The novel family of Warbicin® compounds inhibits glucose uptake both in yeast and human cells and restrains cancer cell proliferation

Front Oncol. 2024 Aug 22:14:1411983. doi: 10.3389/fonc.2024.1411983. eCollection 2024.

Abstract

Many cancer cells share with yeast a preference for fermentation over respiration, which is associated with overactive glucose uptake and breakdown, a phenomenon called the Warburg effect in cancer cells. The yeast tps1Δ mutant shows even more pronounced hyperactive glucose uptake and phosphorylation causing glycolysis to stall at GAPDH, initiation of apoptosis through overactivation of Ras and absence of growth on glucose. The goal of the present work was to use the yeast tps1Δ strain to screen for novel compounds that would preferentially inhibit overactive glucose influx into glycolysis, while maintaining basal glucose catabolism. This is based on the assumption that the overactive glucose catabolism of the tps1Δ strain might have a similar molecular cause as the Warburg effect in cancer cells. We have isolated Warbicin ® A as a compound restoring growth on glucose of the yeast tps1Δ mutant, showed that it inhibits the proliferation of cancer cells and isolated structural analogs by screening directly for cancer cell inhibition.

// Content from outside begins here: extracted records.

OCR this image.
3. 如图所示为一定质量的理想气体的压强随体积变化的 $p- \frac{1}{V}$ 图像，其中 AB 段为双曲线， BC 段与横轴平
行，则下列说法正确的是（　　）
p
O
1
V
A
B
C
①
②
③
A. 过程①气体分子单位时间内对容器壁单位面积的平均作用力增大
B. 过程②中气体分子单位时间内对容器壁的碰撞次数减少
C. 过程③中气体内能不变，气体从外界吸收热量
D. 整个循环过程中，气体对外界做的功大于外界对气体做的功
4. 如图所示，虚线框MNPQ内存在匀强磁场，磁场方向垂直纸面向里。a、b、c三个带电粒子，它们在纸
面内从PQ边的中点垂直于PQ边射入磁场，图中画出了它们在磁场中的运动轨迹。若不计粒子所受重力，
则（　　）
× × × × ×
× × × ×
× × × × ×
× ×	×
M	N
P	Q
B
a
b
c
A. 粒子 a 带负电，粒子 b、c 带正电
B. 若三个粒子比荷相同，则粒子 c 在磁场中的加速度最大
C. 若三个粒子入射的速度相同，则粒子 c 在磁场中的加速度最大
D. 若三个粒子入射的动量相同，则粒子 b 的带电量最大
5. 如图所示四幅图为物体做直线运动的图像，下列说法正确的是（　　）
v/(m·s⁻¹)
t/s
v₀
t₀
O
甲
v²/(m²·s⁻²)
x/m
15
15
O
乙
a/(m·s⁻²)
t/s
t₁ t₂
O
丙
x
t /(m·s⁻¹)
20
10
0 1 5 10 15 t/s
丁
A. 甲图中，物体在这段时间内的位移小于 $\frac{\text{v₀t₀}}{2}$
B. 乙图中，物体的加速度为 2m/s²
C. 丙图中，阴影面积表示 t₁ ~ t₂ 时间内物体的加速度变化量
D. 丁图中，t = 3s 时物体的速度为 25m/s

The Warbicin ® compounds are the first drugs that inhibit glucose uptake by both yeast Hxt and mammalian GLUT carriers. Specific concentrations did not evoke any major toxicity in mice but increase the amount of adipose tissue likely due to reduced systemic glucose uptake. Surprisingly, Warbicin ® A inhibition of yeast sugar uptake depends on sugar phosphorylation, suggesting transport-associated phosphorylation as a target. In vivo and in vitro evidence confirms physical interaction between yeast Hxt7 and hexokinase. We suggest that reversible transport-associated phosphorylation by hexokinase controls the rate of glucose uptake through hydrolysis of the inhibitory ATP molecule in the cytosolic domain of glucose carriers and that in yeast tps1Δ cells and cancer cells reversibility is compromised, causing constitutively hyperactive glucose uptake and phosphorylation. Based on their chemical structure and properties, we suggest that Warbicin ® compounds replace the inhibitory ATP molecule in the cytosolic domain of the glucose carriers, preventing hexokinase to cause hyperactive glucose uptake and catabolism.

Keywords: Warbicin®; Warburg effect; cancer cells; glucose uptake; synthetic inhibitors; transport-associated phosphorylation; yeast.

Grants and funding

The author(s) declare financial support was received for the research, authorship, and/or publication of this article. This work was supported by a PhD fellowship from the Agency for Innovation by Science and Technology (IWT-Flanders) to WV, a PhD fellowship from Strategic Basic Research (FWO-Flanders) to SV, and by the Open Bio-Incubator of the Erasmus High School in Brussels (Jette). JF-G is funded by an FWO postdoctoral fellowship. Trace staff is supported by the Belgian Federation for Cancer grant number 2016-054. S-MF acknowledges funding from the European Research Council under the ERC Consolidator grant agreement no. 771486-MetaRegulation, FWO Research Projects (G098120N, G088318N), KU Leuven FTBO and Fonds Baillet Latour.